DARPA has announced the first amplifier achieving a speed of 1THz, a world record. Indeed, Officials from Guiness World Records have recognised the DARPA amplifier as the fastest and the first to reach the 1THz barrier.
Notice that this "speed" is 20 times faster than the one normally used in today’s most advanced electronics to modulate signals for optical network transmission.
This amplifier has been developed by Northrop Grumman Corporation and it has shown a nine decibel of gain, something never reached before.
The capability of amplifying signals at these frequencies open up the gate to application in the area of anticollision systems (read self driving cars), detection of dangerous substances, like explosives, and much faster communication networks.
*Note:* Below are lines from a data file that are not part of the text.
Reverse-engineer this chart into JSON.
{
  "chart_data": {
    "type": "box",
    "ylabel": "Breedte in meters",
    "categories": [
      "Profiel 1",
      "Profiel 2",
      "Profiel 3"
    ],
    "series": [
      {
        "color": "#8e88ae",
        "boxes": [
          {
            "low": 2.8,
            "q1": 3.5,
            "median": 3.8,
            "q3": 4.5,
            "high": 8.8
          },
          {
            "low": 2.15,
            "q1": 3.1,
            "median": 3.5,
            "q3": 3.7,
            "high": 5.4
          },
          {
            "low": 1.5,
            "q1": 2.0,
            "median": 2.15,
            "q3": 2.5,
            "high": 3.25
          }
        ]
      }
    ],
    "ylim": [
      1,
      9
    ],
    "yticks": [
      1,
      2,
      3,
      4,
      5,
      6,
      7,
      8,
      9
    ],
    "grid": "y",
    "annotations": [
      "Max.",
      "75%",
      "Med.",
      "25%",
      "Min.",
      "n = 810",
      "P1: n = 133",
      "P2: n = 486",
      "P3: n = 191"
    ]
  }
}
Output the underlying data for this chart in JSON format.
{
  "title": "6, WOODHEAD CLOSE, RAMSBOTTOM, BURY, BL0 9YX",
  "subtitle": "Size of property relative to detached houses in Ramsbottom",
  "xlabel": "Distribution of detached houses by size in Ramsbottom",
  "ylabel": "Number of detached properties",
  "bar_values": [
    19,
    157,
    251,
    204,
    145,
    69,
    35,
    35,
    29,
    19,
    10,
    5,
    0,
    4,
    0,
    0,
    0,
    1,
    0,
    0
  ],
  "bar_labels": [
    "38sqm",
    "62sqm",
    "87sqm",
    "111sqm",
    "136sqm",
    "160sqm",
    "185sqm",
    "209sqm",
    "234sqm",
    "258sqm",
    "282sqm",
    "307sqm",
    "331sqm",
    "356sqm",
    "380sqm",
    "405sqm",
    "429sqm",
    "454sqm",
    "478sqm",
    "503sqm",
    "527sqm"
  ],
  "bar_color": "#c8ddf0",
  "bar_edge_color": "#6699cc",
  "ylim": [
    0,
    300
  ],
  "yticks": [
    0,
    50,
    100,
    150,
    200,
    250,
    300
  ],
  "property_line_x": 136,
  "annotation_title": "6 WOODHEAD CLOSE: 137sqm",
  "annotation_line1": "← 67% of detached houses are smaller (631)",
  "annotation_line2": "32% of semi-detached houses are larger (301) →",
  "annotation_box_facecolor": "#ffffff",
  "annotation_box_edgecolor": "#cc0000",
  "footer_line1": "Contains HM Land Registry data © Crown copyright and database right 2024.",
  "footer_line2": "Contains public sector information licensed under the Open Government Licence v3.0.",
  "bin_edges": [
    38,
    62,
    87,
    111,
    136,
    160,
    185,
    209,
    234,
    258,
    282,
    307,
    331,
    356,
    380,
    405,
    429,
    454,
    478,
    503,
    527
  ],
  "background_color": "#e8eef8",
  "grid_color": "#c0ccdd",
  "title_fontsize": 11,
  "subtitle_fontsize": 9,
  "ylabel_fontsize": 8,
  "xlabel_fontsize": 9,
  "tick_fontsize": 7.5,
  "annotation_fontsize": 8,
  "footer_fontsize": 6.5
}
Indeed, today electrical signals are converted into optical signals using modulators at 40 GHz, even though the optical fiber can modulate signals at “optical” speed, that is in the THz range. What we do today is to use several electrical to optical converters and send signals with different wavelengths over the fiber (what is called WDM – Wavelength Division Multiplexing, or DWDM – Dense WDM, when we have many signals modulated at the same time) since we have this limitation on the electrical part. BY being able to modulate electrical signals in the THz range we can multiply the, already gigantic, capacity of our communication links.
It is likely that this result will first find application in the military domain (and Grumman is a major provider of the US military) but as it happened to several other technologies it will make the jump into civil applications for us all to benefit!